Marple Township Appeal

Annotate this Case

430 Pa. 113 (1968)

Marple Township Appeal.

Supreme Court of Pennsylvania.

Argued January 11, 1968.

March 15, 1968.

Before BELL, C.J., MUSMANNO, JONES, COHEN, EAGEN, O'BRIEN and ROBERTS, JJ.

Robert F. Jackson, with him Samuel S. Blank, for appellant.

Donald J. Orlowsky, with him ReDavid, Orlowsky, Maffei & Natale, Solicitors, for township, appellant.

Edward Kassab, with him Kassab, Cherry, Curran & Archbold, for appellees.

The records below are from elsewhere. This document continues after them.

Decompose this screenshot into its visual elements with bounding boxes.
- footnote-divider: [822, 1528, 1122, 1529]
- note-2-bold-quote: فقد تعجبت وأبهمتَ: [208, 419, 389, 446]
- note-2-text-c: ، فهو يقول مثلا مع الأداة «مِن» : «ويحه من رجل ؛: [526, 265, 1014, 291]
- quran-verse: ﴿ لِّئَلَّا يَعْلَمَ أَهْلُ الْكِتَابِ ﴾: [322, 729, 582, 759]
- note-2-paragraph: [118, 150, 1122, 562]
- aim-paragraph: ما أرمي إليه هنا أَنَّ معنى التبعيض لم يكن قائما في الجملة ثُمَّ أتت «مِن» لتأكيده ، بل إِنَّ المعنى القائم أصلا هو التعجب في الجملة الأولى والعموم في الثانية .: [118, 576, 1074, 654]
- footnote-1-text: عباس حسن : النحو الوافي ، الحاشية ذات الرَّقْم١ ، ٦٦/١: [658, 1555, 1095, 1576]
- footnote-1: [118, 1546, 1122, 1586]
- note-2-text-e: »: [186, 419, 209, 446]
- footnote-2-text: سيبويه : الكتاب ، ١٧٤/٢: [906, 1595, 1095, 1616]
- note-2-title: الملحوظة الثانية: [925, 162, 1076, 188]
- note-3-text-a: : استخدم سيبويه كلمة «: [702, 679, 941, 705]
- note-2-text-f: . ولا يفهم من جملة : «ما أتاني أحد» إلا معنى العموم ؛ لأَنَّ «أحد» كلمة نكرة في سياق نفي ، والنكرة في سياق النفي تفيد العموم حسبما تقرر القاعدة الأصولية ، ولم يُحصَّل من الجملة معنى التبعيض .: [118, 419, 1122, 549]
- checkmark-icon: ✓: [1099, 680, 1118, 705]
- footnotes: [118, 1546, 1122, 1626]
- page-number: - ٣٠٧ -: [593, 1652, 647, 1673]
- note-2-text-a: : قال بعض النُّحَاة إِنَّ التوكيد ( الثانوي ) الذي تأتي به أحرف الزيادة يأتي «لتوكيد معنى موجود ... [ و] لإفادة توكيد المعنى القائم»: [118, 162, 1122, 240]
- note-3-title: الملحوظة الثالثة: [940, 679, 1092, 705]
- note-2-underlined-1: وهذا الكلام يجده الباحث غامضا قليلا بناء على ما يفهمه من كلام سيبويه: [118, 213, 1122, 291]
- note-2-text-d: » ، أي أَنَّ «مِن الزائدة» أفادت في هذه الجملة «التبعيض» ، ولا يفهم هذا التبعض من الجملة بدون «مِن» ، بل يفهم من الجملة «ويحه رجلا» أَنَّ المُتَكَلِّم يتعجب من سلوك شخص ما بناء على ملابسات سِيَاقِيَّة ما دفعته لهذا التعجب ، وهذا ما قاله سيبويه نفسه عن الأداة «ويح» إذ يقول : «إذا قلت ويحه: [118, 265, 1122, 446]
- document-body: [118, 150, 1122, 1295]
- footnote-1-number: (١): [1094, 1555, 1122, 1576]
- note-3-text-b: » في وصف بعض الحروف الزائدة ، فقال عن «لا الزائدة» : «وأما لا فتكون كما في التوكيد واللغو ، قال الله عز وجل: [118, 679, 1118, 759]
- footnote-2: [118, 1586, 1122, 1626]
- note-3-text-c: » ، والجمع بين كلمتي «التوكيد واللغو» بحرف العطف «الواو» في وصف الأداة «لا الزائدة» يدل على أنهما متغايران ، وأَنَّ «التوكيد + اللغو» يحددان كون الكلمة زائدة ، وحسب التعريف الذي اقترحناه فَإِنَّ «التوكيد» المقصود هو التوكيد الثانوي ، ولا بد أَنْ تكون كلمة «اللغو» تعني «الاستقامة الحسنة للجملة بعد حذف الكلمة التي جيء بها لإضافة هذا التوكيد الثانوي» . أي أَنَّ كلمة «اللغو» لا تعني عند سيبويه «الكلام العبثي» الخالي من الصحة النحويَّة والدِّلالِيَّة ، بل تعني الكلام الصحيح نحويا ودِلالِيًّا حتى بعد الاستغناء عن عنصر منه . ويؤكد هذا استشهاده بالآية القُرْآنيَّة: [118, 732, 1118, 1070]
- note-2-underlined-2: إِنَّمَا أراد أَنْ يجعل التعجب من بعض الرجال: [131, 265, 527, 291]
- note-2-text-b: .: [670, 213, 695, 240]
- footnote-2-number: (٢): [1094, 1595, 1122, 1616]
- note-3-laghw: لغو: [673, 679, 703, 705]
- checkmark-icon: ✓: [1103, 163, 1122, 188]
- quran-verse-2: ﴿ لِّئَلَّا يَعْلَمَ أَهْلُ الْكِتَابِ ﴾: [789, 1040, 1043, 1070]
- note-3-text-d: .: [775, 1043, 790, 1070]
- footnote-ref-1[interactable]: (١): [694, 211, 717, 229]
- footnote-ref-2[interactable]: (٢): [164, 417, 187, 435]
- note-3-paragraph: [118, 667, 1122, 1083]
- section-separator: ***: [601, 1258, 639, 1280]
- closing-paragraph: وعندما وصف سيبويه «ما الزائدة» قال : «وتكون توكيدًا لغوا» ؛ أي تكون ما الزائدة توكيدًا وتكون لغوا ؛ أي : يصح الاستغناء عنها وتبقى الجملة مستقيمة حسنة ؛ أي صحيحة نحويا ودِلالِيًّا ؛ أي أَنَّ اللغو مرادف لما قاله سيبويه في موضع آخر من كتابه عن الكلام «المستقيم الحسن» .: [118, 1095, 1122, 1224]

*114 OPINION PER CURIAM, March 15, 1968:

Appellees initiated these proceedings by filing an application with the building inspector of Marple Township for a building permit to construct two apartment buildings with 60 apartment units in each building on a five acre tract of land owned by them in Marple Township. The application was refused on the ground that apartment buildings were not permitted in an area zoned R-A Residential. Appellees then filed an appeal with the board of adjustment seeking, inter alia, the grant of a variance permitting them to construct apartment buildings. The board refused to grant the requested variance and appellees appealed. After additional testimony the court below reversed the board and this appeal followed.

"In order to establish a right to a variance an applicant must prove (1) unnecessary hardship upon and which is unique or peculiar to the applicant's property, as distinguished from the hardship arising from the impact of the Zoning Act or regulations on the entire district; and (2) that the proposed variance is not contrary to the public safety, health, morals or general welfare: Ferry v. Kownacki, 396 Pa. 283, 152 A.2d 456; Moyerman v. Glanzberg, 391 Pa. 387, 397, 138 A.2d 681; Michener Estate, 382 Pa. 401, 406, 115 A.2d 367. . . ." J.B. Simon & Co. v. Zoning Bd. of Adj., 403 Pa. 176, 178, 168 A.2d 317 (1961). Accord: Jasy Corporation v. Board of Adjustment, 413 Pa. 563, 198 A.2d 854 (1964). Here, the record is completely barren as to any evidence demonstrating that the land in question cannot possibly be used within the permissible uses enumerated under the present zoning classification. Since appellees have failed to so demonstrate, the variance should have been denied by the court below. In addition, we feel compelled to indicate that this decision in no way *115 should be construed as sanctioning the lower court's reliance upon the possible future location of the proposed Blue Route as having any relevance whatsoever in determining the question of unnecessary hardship.[1]

Decree reversed.

NOTES

[1] Appellees argue that the proposed highway (Blue Route) would deleteriously affect the use of the land in that it would not be possible to use it for residential purposes. We need not decide the relevancy of a future condemnation in determining present unnecessary hardships since our decision is bottomed upon the apparent lack of evidence indicating the inability to use the property for other permissible uses.